画面に彼女が現れると、その場の空気がふっとやわらかくなる。声を張るわけでも、激しい表情を作るわけでもない。それでも観る者の心がほどけていく。有村架純が持つこの不思議な力を、人はよく「透明感」という一語で片づけてしまう。
けれど、それだけで語り終えてしまうと、この俳優の本当の輪郭を見失う。1993年2月13日、兵庫県伊丹市に生まれた彼女は、清楚な見た目の奥に、関西育ちならではの飾らない親しみやすさと、静かに燃える野心を同時に抱えている。柔らかな笑顔は入口にすぎない。
ここでは、確かな事実をたどりながら、有村架純という俳優の奥行きを物語っていきたい。
兵庫・伊丹で育った少女
有村架純は1993年2月13日、兵庫県伊丹市に生まれた。星座は水瓶座、干支は酉。関西の街で育ったという背景は、彼女の人物像を理解するうえで小さくない意味を持つ。
清楚で品のある佇まいの俳優として知られながら、どこかに人懐っこさ、気取りのなさが残っている。その温度感は、生まれ育った土地の空気と無関係ではないだろう。完璧に整った「お人形」ではなく、隣にいてくれそうな親しみやすさ。
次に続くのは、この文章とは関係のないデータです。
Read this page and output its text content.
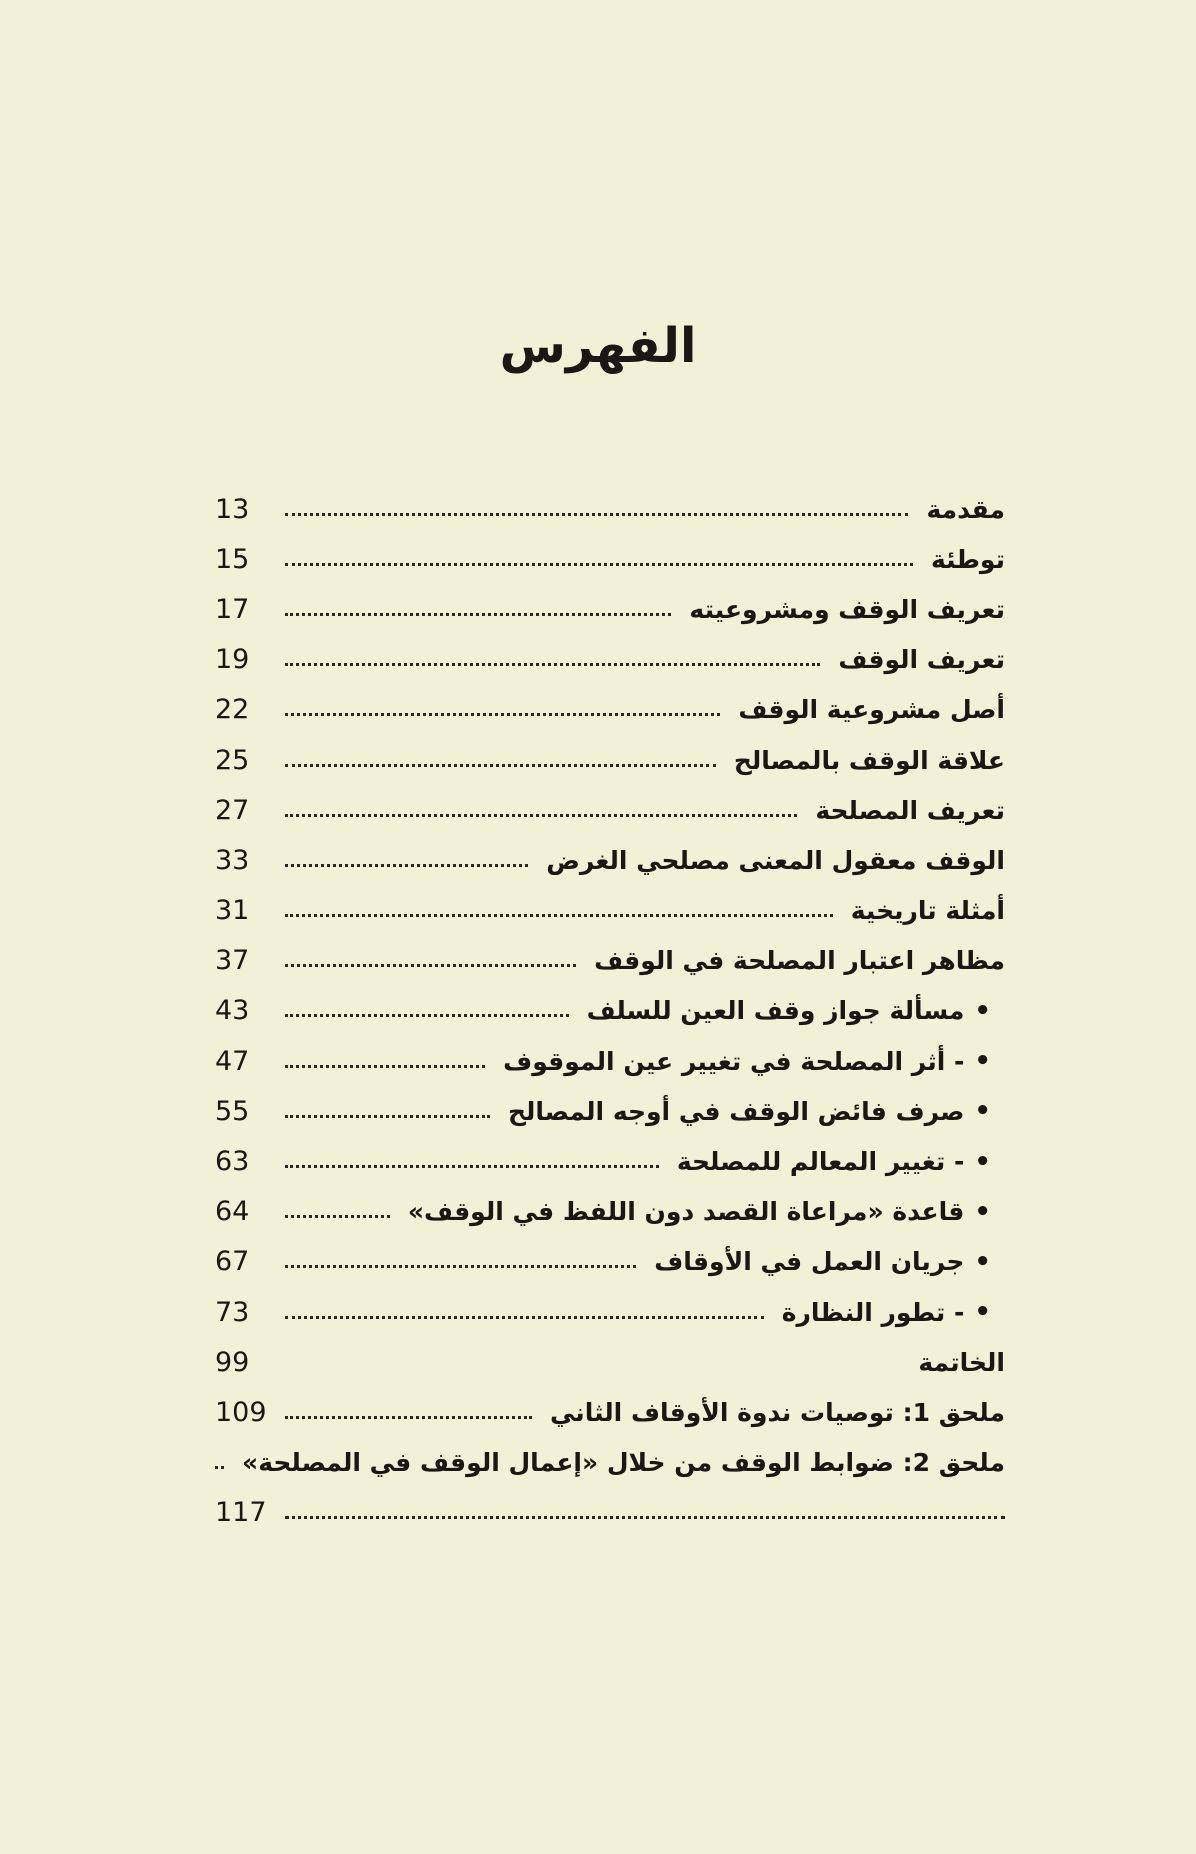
الفهرس
مقدمة
13
توطئة
15
تعريف الوقف ومشروعيته
17
تعريف الوقف
19
أصل مشروعية الوقف
22
علاقة الوقف بالمصالح
25
تعريف المصلحة
27
الوقف معقول المعنى مصلحي الغرض
33
أمثلة تاريخية
31
مظاهر اعتبار المصلحة في الوقف
37
•
مسألة جواز وقف العين للسلف
43
•
- أثر المصلحة في تغيير عين الموقوف
47
•
صرف فائض الوقف في أوجه المصالح
55
•
- تغيير المعالم للمصلحة
63
•
قاعدة «مراعاة القصد دون اللفظ في الوقف»
64
•
جريان العمل في الأوقاف
67
•
- تطور النظارة
73
الخاتمة
99
ملحق 1: توصيات ندوة الأوقاف الثاني
109
ملحق 2: ضوابط الوقف من خلال «إعمال الوقف في المصلحة»
117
その二つが同居しているところに、彼女の魅力の核がある。
笑顔という才能
有村架純を語るとき、多くの人がまず思い浮かべるのはその笑顔だ。特別なことをしているわけではない。フレームに入ってくるだけで、観る者の緊張がほどけていく。これは努力で身につくものというより、生まれ持った資質に近い。
だが、その柔らかさだけを評価していると足元をすくわれる。明るく快活なヒロインを演じたかと思えば、ふっと顔つきを変えて、しっとりとした重い役へとすべり込んでいく。観ている側がギアチェンジに気づかないほど自然に。可愛らしさの裏に、想像以上に多くの芝居の引き出しを隠し持っている俳優なのだ。
2016年、評価が決定づけられた年
彼女の実力が世間に明確な形で認められたのが2016年だった。この年、有村架純はブルーリボン賞の主演女優賞を受賞する。新人の枠を超えた、俳優としての本格的な評価である。
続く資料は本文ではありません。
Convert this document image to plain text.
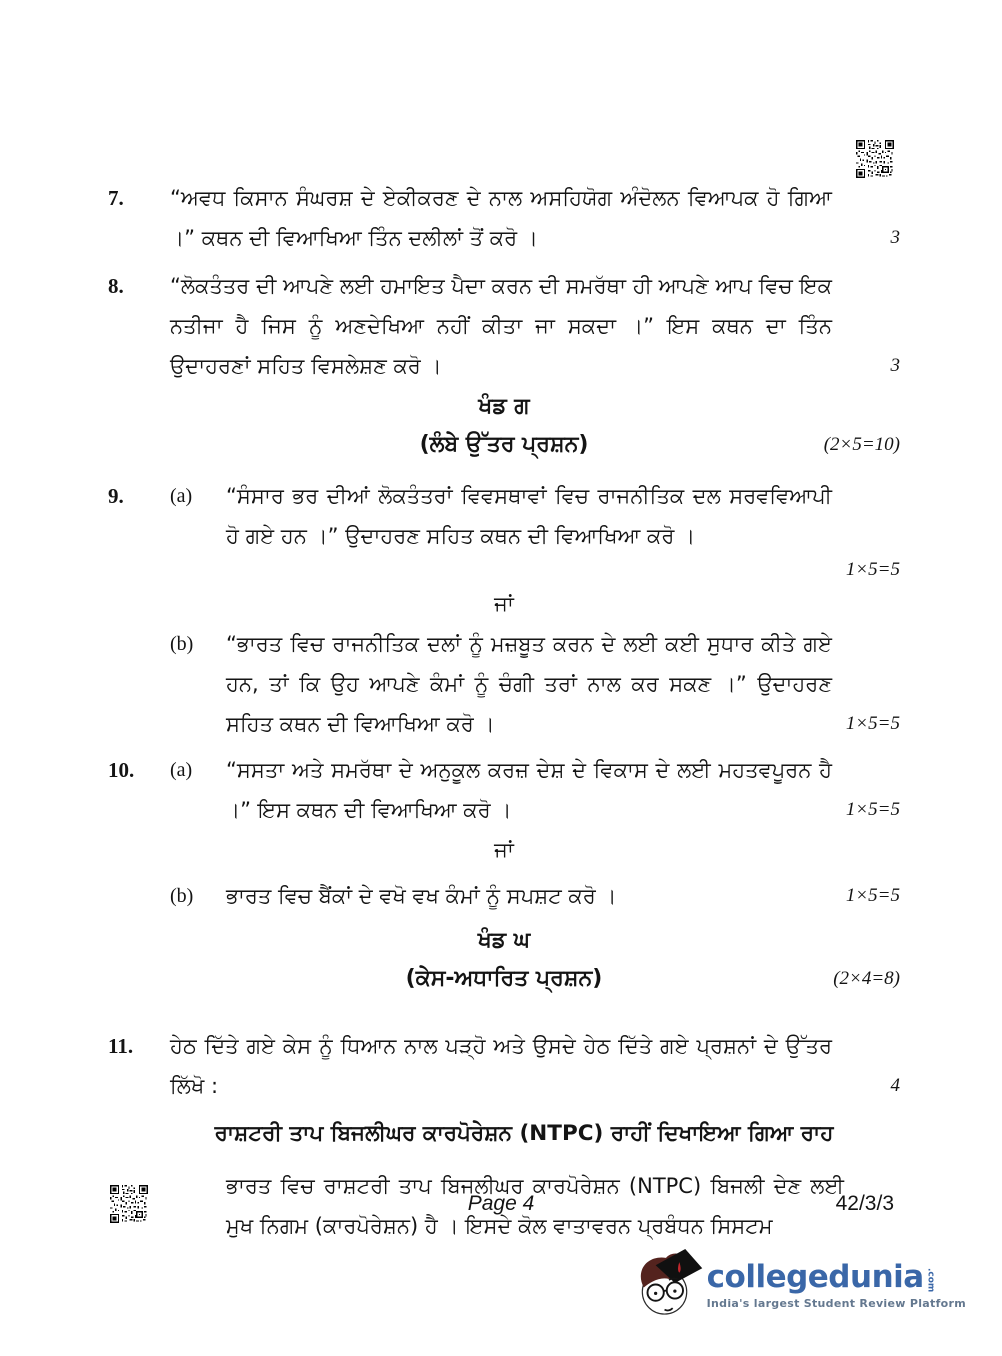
7.	“ਅਵਧ ਕਿਸਾਨ ਸੰਘਰਸ਼ ਦੇ ਏਕੀਕਰਣ ਦੇ ਨਾਲ ਅਸਹਿਯੋਗ ਅੰਦੋਲਨ ਵਿਆਪਕ ਹੋ ਗਿਆ ।” ਕਥਨ ਦੀ ਵਿਆਖਿਆ ਤਿੰਨ ਦਲੀਲਾਂ ਤੋਂ ਕਰੋ ।	3
8.	“ਲੋਕਤੰਤਰ ਦੀ ਆਪਣੇ ਲਈ ਹਮਾਇਤ ਪੈਦਾ ਕਰਨ ਦੀ ਸਮਰੱਥਾ ਹੀ ਆਪਣੇ ਆਪ ਵਿਚ ਇਕ ਨਤੀਜਾ ਹੈ ਜਿਸ ਨੂੰ ਅਣਦੇਖਿਆ ਨਹੀਂ ਕੀਤਾ ਜਾ ਸਕਦਾ ।” ਇਸ ਕਥਨ ਦਾ ਤਿੰਨ ਉਦਾਹਰਣਾਂ ਸਹਿਤ ਵਿਸਲੇਸ਼ਣ ਕਰੋ ।	3
ਖੰਡ ਗ
(ਲੰਬੇ ਉੱਤਰ ਪ੍ਰਸ਼ਨ)	(2×5=10)
9.	(a)	“ਸੰਸਾਰ ਭਰ ਦੀਆਂ ਲੋਕਤੰਤਰਾਂ ਵਿਵਸਥਾਵਾਂ ਵਿਚ ਰਾਜਨੀਤਿਕ ਦਲ ਸਰਵਵਿਆਪੀ ਹੋ ਗਏ ਹਨ ।” ਉਦਾਹਰਣ ਸਹਿਤ ਕਥਨ ਦੀ ਵਿਆਖਿਆ ਕਰੋ ।
1×5=5
ਜਾਂ
(b)	“ਭਾਰਤ ਵਿਚ ਰਾਜਨੀਤਿਕ ਦਲਾਂ ਨੂੰ ਮਜ਼ਬੂਤ ਕਰਨ ਦੇ ਲਈ ਕਈ ਸੁਧਾਰ ਕੀਤੇ ਗਏ ਹਨ, ਤਾਂ ਕਿ ਉਹ ਆਪਣੇ ਕੰਮਾਂ ਨੂੰ ਚੰਗੀ ਤਰਾਂ ਨਾਲ ਕਰ ਸਕਣ ।” ਉਦਾਹਰਣ ਸਹਿਤ ਕਥਨ ਦੀ ਵਿਆਖਿਆ ਕਰੋ ।	1×5=5
10.	(a)	“ਸਸਤਾ ਅਤੇ ਸਮਰੱਥਾ ਦੇ ਅਨੁਕੂਲ ਕਰਜ਼ ਦੇਸ਼ ਦੇ ਵਿਕਾਸ ਦੇ ਲਈ ਮਹਤਵਪੂਰਨ ਹੈ ।” ਇਸ ਕਥਨ ਦੀ ਵਿਆਖਿਆ ਕਰੋ ।	1×5=5
ਜਾਂ
(b)	ਭਾਰਤ ਵਿਚ ਬੈਂਕਾਂ ਦੇ ਵਖੋ ਵਖ ਕੰਮਾਂ ਨੂੰ ਸਪਸ਼ਟ ਕਰੋ ।	1×5=5
ਖੰਡ ਘ
(ਕੇਸ-ਅਧਾਰਿਤ ਪ੍ਰਸ਼ਨ)	(2×4=8)
11.	ਹੇਠ ਦਿੱਤੇ ਗਏ ਕੇਸ ਨੂੰ ਧਿਆਨ ਨਾਲ ਪੜ੍ਹੋ ਅਤੇ ਉਸਦੇ ਹੇਠ ਦਿੱਤੇ ਗਏ ਪ੍ਰਸ਼ਨਾਂ ਦੇ ਉੱਤਰ ਲਿੱਖੋ :	4
ਰਾਸ਼ਟਰੀ ਤਾਪ ਬਿਜਲੀਘਰ ਕਾਰਪੋਰੇਸ਼ਨ (NTPC) ਰਾਹੀਂ ਦਿਖਾਇਆ ਗਿਆ ਰਾਹ
ਭਾਰਤ ਵਿਚ ਰਾਸ਼ਟਰੀ ਤਾਪ ਬਿਜਲੀਘਰ ਕਾਰਪੋਰੇਸ਼ਨ (NTPC) ਬਿਜਲੀ ਦੇਣ ਲਈ ਮੁਖ ਨਿਗਮ (ਕਾਰਪੋਰੇਸ਼ਨ) ਹੈ । ਇਸਦੇ ਕੋਲ ਵਾਤਾਵਰਨ ਪ੍ਰਬੰਧਨ ਸਿਸਟਮ
Page 4	42/3/3
collegedunia .com
India's largest Student Review Platform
同じ年、彼女はエランドール賞の新人賞、そして日刊スポーツ映画大賞の新人賞も手にしている。三つの賞が一年に集中したという事実は、当時の彼女がいかに勢いに乗り、各方面から注目されていたかを物語っている。「透明感だけの人」という見方は、この年をもって過去のものになった。
俳優にとどまらない歩み
有村架純の肩書きは、俳優だけにとどまらない。声優として作品に参加し、さらには映画監督という領域にも足を踏み入れている。おとなしそうな顔をして、案外いろいろなところへ手を伸ばしていく——そういう静かな野心を持った人なのだ。
表現の幅を広げていこうとする姿勢は、彼女の本質を映している。与えられた役を丁寧にこなすだけでなく、自ら表現の主体になろうとする。柔らかな印象の奥に、こうした能動的な意志があることを見落としてはいけない。
笑顔の人、と言われ続けてきた有村架純は、その評価に甘んじることなく、俳優・声優・映画監督と、自らの輪郭を静かに広げ続けている。透明感はたしかに彼女の入口だが、出口にあるのは多彩な芝居と能動的な創作意欲だ。
おとなしそうな見た目で油断させておいて、実はしたたかに前へ進む。そんな静かな野心家を、これからも見くびってはいけない。